Various types of VTOL and VSTOL crafts with non-rotary wings are known in the art. Willard Custer suggested utilizing semi-circular wings, which he produced and tested for the US DOD in 1943. These semi-circular wings are also known as the “Custer Channel Wing” (CCW). In essence, the Custer concept consisted in locating a propeller at the trailing edge of a half-circular profile that was made part of an ordinary wing. The quasi-laminar stream induced over the upper part of the 180° channel by the propeller, augments the lift.
Tests identified some definite advantages as well as important drawbacks.
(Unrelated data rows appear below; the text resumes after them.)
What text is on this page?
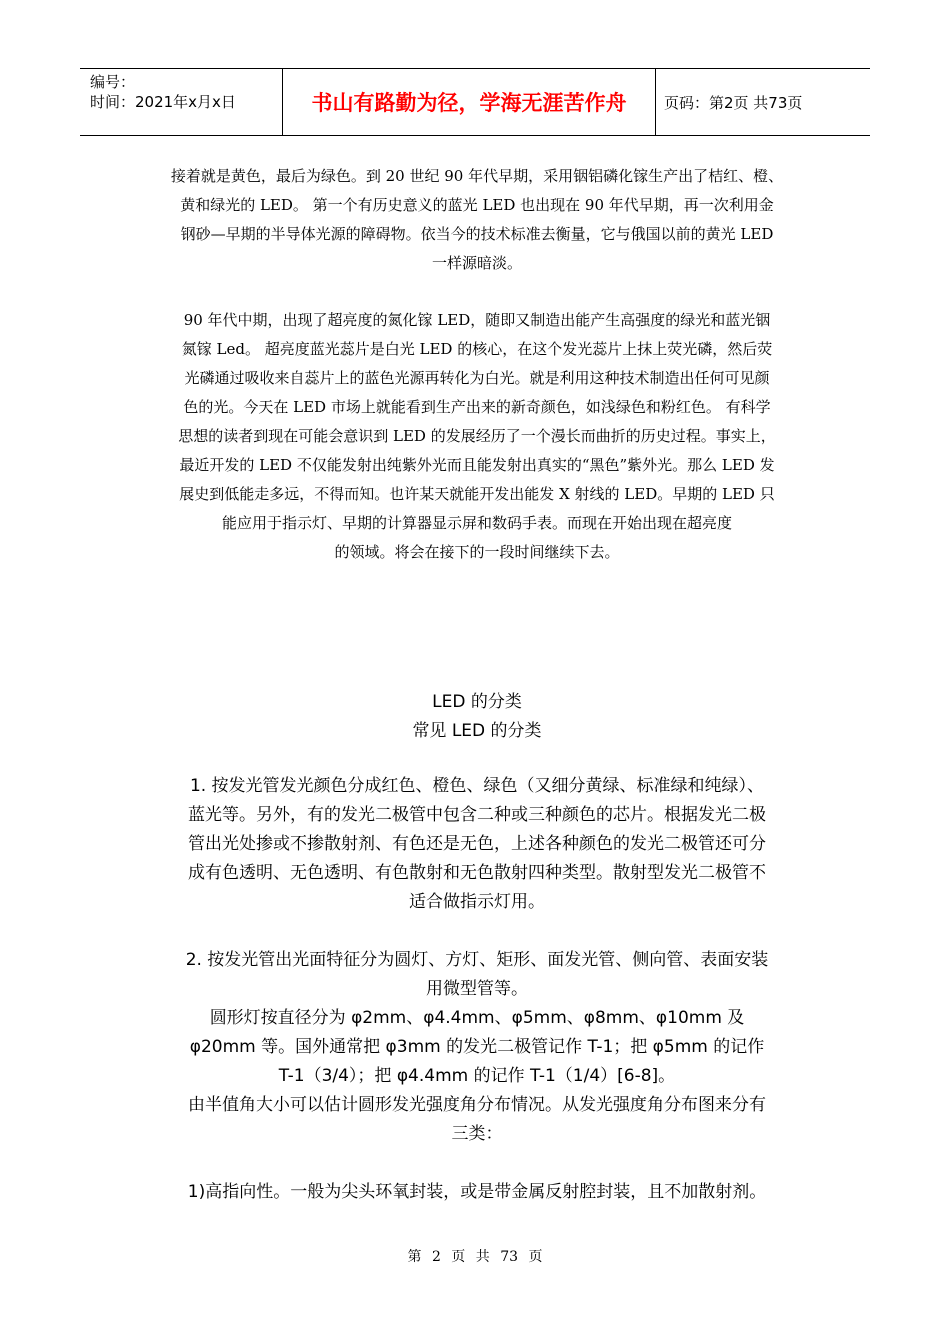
编号：
时间：2021年x月x日	书山有路勤为径，学海无涯苦作舟	页码：第2页 共73页
接着就是黄色，最后为绿色。到 20 世纪 90 年代早期，采用铟铝磷化镓生产出了桔红、橙、
黄和绿光的 LED。 第一个有历史意义的蓝光 LED 也出现在 90 年代早期，再一次利用金
钢砂—早期的半导体光源的障碍物。依当今的技术标准去衡量，它与俄国以前的黄光 LED
一样源暗淡。
90 年代中期，出现了超亮度的氮化镓 LED，随即又制造出能产生高强度的绿光和蓝光铟
氮镓 Led。 超亮度蓝光蕊片是白光 LED 的核心，在这个发光蕊片上抹上荧光磷，然后荧
光磷通过吸收来自蕊片上的蓝色光源再转化为白光。就是利用这种技术制造出任何可见颜
色的光。今天在 LED 市场上就能看到生产出来的新奇颜色，如浅绿色和粉红色。 有科学
思想的读者到现在可能会意识到 LED 的发展经历了一个漫长而曲折的历史过程。事实上，
最近开发的 LED 不仅能发射出纯紫外光而且能发射出真实的“黑色”紫外光。那么 LED 发
展史到低能走多远，不得而知。也许某天就能开发出能发 X 射线的 LED。早期的 LED 只
能应用于指示灯、早期的计算器显示屏和数码手表。而现在开始出现在超亮度
的领域。将会在接下的一段时间继续下去。
LED 的分类
常见 LED 的分类
1. 按发光管发光颜色分成红色、橙色、绿色（又细分黄绿、标准绿和纯绿）、
蓝光等。另外，有的发光二极管中包含二种或三种颜色的芯片。根据发光二极
管出光处掺或不掺散射剂、有色还是无色，上述各种颜色的发光二极管还可分
成有色透明、无色透明、有色散射和无色散射四种类型。散射型发光二极管不
适合做指示灯用。
2. 按发光管出光面特征分为圆灯、方灯、矩形、面发光管、侧向管、表面安装
用微型管等。
圆形灯按直径分为 φ2mm、φ4.4mm、φ5mm、φ8mm、φ10mm 及
φ20mm 等。国外通常把 φ3mm 的发光二极管记作 T-1；把 φ5mm 的记作
T-1（3/4）；把 φ4.4mm 的记作 T-1（1/4）[6-8]。
由半值角大小可以估计圆形发光强度角分布情况。从发光强度角分布图来分有
三类：
1)高指向性。一般为尖头环氧封装，或是带金属反射腔封装，且不加散射剂。
第 2 页 共 73 页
The most important advantage consisted in static lift coefficients of CL≧5 generated at higher than usual thrust coefficients.
The drawbacks were many and can be associated with low-speed handling, cruise-drag, stability and control, and one-engine scenarios, all singularized by the following facts:                Redirected thrust was the main responsible for the high CL to the detriment of enhanced circulation;        High drag/lift ratio is generated by the channeled segment due to the peculiar orientation of the lift-vectors;        Difficulty in thrust-control leads to asymmetric thrust and thus, to instability created by asymmetric moments;        Channel leading-edge and trailing-edge stream-separation can occur at high attack-angles;        Poor low-speed control from the complementary conventional aerodynamic surfaces;        Nose-down pitch developed from aft-propeller loading on the channel-wing;        Non-uniform flow around the propeller resulted at high attack-angles; overall poor lift/drag ratio; and one-engine-out created control problems.        
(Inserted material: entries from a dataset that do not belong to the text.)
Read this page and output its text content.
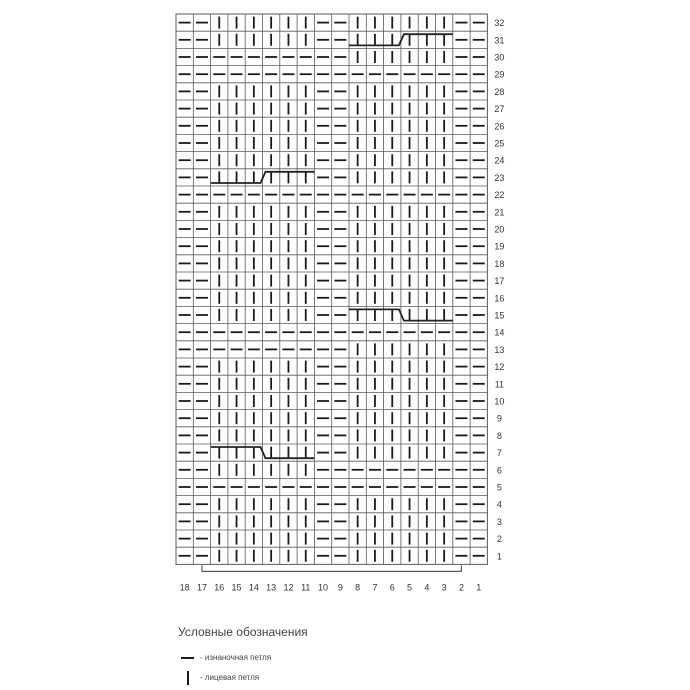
32
31
30
29
28
27
26
25
24
23
22
21
20
19
18
17
16
15
14
13
12
11
10
9
8
7
6
5
4
3
2
1
18 17 16 15 14 13 12 11 10 9 8 7 6 5 4 3 2 1
Условные обозначения
- изнаночная петля
- лицевая петля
Because of its many operational problems, the USAF decided that the CCW, despite its high potential, was not yet at the point where its use could be justified.
Since then, the CCW sank in periodic oblivion with in-between new emergences of proposed improvements. Two such renewal attempts consist in boundary-layer control by pneumatic blowing and using winglets for stream containment.
Both methods resulted in excellent performance improvements.
A NASA-Langley sponsored program was accomplished at the Georgia Tech Research Institute (GTRI) where the pneumatic technology used dramatically improved the CCW performances. The pneumatic configuration adopted by GTRI combined Circulation Control Wing technology applied on the outboard wing panels with blowing over curved surfaces at the trailing edge of the Channel-Section. The trailing edge blowing succeeded to greatly augment the lift and thrust deflection without need of high attack-angles. Circulation Control on the outboard wing panels further augmented lift and low-speed controllability while providing additional drag when needed.
Double semi-circular wings (or channels) completed by two lateral stabilizing tips were tested in a number of CCW. In this concept contra-rotating pusher propellers were to be fitted at the trailing edge of the channels to produce both thrust and forced circulation over the upper-side of the profiles. A number of such crafts were built and took to air with questionable results.
AIAA published in 2002 a study made by J. F. Marchman (Aerospace and Ocean Engineering Dep't.) Virginia Tech titled “A Design for a Dual-Mode Personal Vehicle.” This study discloses the results obtained by investigating a “Scoop Wing” made by disposing straight winglets on the top of an ordinary wing and by placing a single propeller between them at the trailing edge of the resulting rectangular-section channel. Once again, a substantial lift increase was obtained. Further, by closing the perpendicular winglets with a horizontal, staggered stabilizer, a box structure or “Box-Wing” of peculiarly positive characteristics was obtained at the cost of increased drag.
There is a growing need to provide effective non-rotary wings and aircrafts for vertical or short take-offs.